The model developed by Medawar states that due to the dangerous conditions and pressures from the environment, including predators and diseases, most individuals in the wild die not long after sexual maturity. Therefore, there is a low probability for individuals to survive to an advanced age and suffer the effects related to aging. In conjunction with this, the effects of natural selection decrease as age increases, so that later individual performance is ignored by selection forces. This results in beneficial mutations not being selected for if they only have a positive result later in life, along with later in life deleterious mutations not being selected against. Due to the fitness of an individual not being affected once it is past its reproductive prime, later mutations and effects are considered to be in the "shadow" of selection.

This concept would later be adapted into Medawar's 1952 mutation accumulation hypothesis, which was itself expanded upon by George C. Williams in his 1957 antagonistic pleiotropy hypothesis.

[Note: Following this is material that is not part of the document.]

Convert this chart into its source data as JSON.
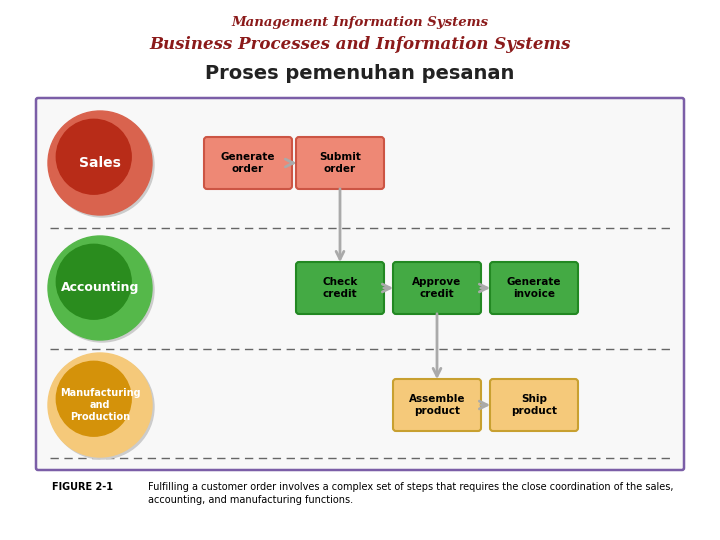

A classical requirement and constraint of the model is that the number of individuals within a population that live to reach senescence must be small in number. If this is not true for a population, then the effects of old age will not be under a selection shadow and instead affect adaptation and evolution of the population as a whole. At the same time, however, this requirement has been challenged by increasing evidence of senescence being more common in wild populations than previously expected, especially among birds and mammals, while the effects of the selection shadow remain present.